Corporations and shareholders are always looking for ways to avoid double taxation and decrease their overall tax burden. One of the mechanisms that corporations began to use to minimize the tax obligation was to hold onto profits instead of distributing them as dividends. This would increase the corporation's cash on hand, and would typically have a positive affect on its stock price. Shareholders could then sell their stock and make a profit that way. They would have to pay capital gains tax on the sale, but the tax rate for capital gains is ordinarily much less than the assessment on dividends.
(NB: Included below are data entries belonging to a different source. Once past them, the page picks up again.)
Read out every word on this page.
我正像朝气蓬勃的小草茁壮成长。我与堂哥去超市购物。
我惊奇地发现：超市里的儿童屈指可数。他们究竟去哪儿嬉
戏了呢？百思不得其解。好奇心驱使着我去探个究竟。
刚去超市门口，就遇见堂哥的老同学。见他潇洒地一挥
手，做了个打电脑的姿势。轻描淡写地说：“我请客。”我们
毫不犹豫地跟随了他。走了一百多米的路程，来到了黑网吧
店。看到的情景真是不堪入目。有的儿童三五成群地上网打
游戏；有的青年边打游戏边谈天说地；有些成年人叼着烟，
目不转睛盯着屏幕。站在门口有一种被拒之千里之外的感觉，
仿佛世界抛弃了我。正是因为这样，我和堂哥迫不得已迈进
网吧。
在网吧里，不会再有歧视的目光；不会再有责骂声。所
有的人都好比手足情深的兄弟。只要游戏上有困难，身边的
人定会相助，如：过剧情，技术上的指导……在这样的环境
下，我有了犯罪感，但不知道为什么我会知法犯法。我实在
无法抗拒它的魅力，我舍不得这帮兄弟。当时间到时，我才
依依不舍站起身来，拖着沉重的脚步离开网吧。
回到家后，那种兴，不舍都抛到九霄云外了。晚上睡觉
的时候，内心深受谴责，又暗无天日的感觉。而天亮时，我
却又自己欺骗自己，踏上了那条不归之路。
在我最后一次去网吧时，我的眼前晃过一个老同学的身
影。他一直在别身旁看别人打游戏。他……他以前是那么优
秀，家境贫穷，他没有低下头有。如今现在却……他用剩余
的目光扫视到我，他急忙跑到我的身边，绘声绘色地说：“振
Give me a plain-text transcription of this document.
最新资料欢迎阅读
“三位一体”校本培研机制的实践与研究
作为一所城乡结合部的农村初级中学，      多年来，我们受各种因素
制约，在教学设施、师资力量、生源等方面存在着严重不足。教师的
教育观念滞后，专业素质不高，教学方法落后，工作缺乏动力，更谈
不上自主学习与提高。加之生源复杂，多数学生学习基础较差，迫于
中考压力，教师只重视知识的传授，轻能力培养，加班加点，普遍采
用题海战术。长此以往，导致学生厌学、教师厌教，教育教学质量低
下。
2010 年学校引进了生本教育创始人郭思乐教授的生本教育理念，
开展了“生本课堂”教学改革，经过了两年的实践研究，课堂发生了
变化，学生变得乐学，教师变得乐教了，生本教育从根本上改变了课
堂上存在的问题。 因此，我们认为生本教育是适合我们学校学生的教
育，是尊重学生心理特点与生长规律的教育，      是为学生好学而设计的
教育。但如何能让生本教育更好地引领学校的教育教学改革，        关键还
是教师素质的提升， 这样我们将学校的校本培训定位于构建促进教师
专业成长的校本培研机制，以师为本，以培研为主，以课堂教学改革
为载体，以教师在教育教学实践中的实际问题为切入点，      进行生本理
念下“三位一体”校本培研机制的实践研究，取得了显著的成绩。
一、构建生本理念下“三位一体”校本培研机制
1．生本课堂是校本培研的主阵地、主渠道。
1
To combat this practice, governments instituted the accumulated profits tax. This tax kicks in when a corporation has an excess of cash on hand that it cannot justify based on an anticipated need. For example, a corporation is allowed to stockpile cash if it expects to have to payout a substantial litigation settlement in the near future, but it cannot horde cash simply to allow its shareholders to avoid paying taxes on dividends. Once the corporate coffers exceed a threshold established by the tax code in its jurisdiction without adequate justification, it must pay the accumulated profits tax on the amount.

There still may be instances where a corporation chooses to pay the accumulated profits tax rather than allow shareholders to be taxed on dividends. The tax code changes periodically in every jurisdiction. Tax rates that apply to dividends, capital gains, and accumulated profits are fluid, and the right course to take to minimize the tax obligation for the corporation and its shareholders must be evaluated on an ongoing basis.